2. En premier lieu et en l'absence de tout élément nouveau, les moyens déjà soulevés en première instance par la société Kerry, visant à contester la régularité en la forme de la saisie à tiers détenteur, la compétence du signataire de la décision du 11 mars 2016 rejetant son opposition, et le bien-fondé de sa dette au regard des dispositions de l'article L. 1334-4 du code de la santé publique, doivent être écartés par adoption des motifs retenus par le tribunal.
3. En deuxième lieu, le détournement de pouvoir allégué en ce qui concerne les décisions de refus de concours de la force publique n'est en tout état de cause pas établi.
4. En troisième lieu, la société Kerry ne saurait utilement invoquer les stipulations du paragraphe 1 de l'article 6 de la convention européenne de sauvegarde des droits de l'homme et des libertés fondamentales et le principe d'égalité des armes pour contester, non la saisie en litige dans la présente instance, mais les décisions de refus de concours de la force publique mentionnées ci-dessus.
5. En quatrième lieu, si la société Kerry invoque une atteinte au droit de propriété tel que garanti par l'article 1er du premier protocole additionnel à la convention européenne de sauvegarde des droits de l'homme et des libertés fondamentales, elle l'impute aux décisions de refus de concours de la force publique mentionnées ci-dessus. Ce moyen est donc inopérant dans le cadre du présent litige. Au demeurant, la nécessité de protéger la santé et la sécurité publiques a rendu nécessaires les travaux à raison desquels le préfet de Paris a émis à son encontre huit des neuf titres de perception mentionnés ci-dessus. En ce qui concerne le titre de perception (n° 589) émis par le ministre de l'intérieur le 18 avril 2008, celui-ci n'ayant pour objet que le recouvrement d'un trop perçu d'indemnisation dont le montant a été fixé par une décision de justice définitive, le moyen ne peut qu'être écarté.
6. Il résulte de ce qui précède que la société Kerry n'est pas fondée à soutenir que c'est à tort que, par le jugement attaqué, le Tribunal administratif de Paris a rejeté sa demande.
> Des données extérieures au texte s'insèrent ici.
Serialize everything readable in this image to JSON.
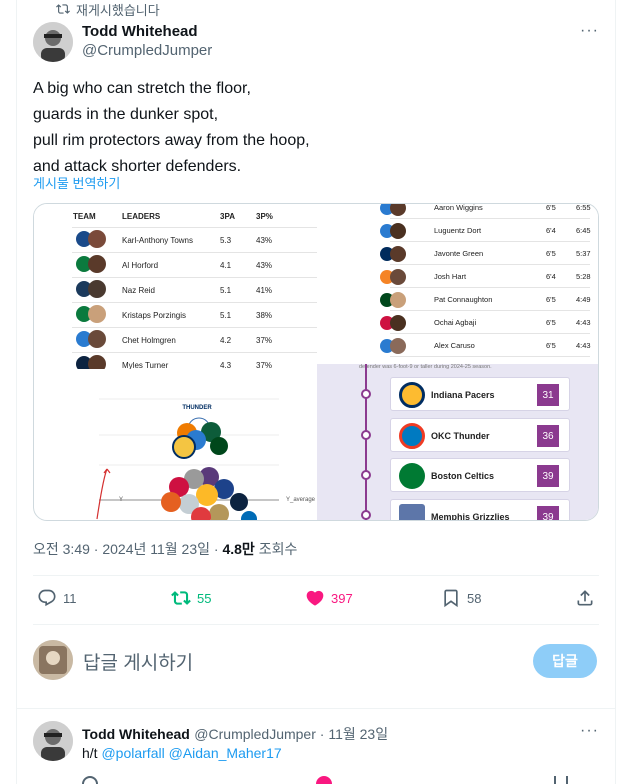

Par suite, ses conclusions présentées sur le fondement des dispositions de l'article L. 761-1 du code de justice administrative ne peuvent qu'être rejetées.
DÉCIDE :
Article 1er : La requête de la société Kerry est rejetée.
Article 2 : Le présent arrêt sera notifié à la société Kerry, au ministre de l'économie et des finances, au ministre de l'intérieur et au ministre des solidarités et de la santé.
Copie en sera adressée au préfet de Paris, préfet de la région d'Île-de-France et au directeur régional des finances publiques d'Île-de-France et du département de Paris.
Délibéré après l'audience du 9 avril 2019, à laquelle siégeaient :
- Mme Fuchs Taugourdeau, président de chambre,
- M. Niollet, président-assesseur,
- Mme Labetoulle, premier conseiller.
Lu en audience publique, le 24 avril 2019.
Le rapporteur,
J-C. NIOLLETLe président,
O. FUCHS TAUGOURDEAU
Le greffier,
P. TISSERAND
La République mande et ordonne au ministre de l'économie et des finances et au ministre de l'intérieur, en ce qui les concerne ou à tous huissiers de justice à ce requis en ce qui concerne les voies de droit commun contre les parties privées, de pourvoir à l'exécution de la présente décision.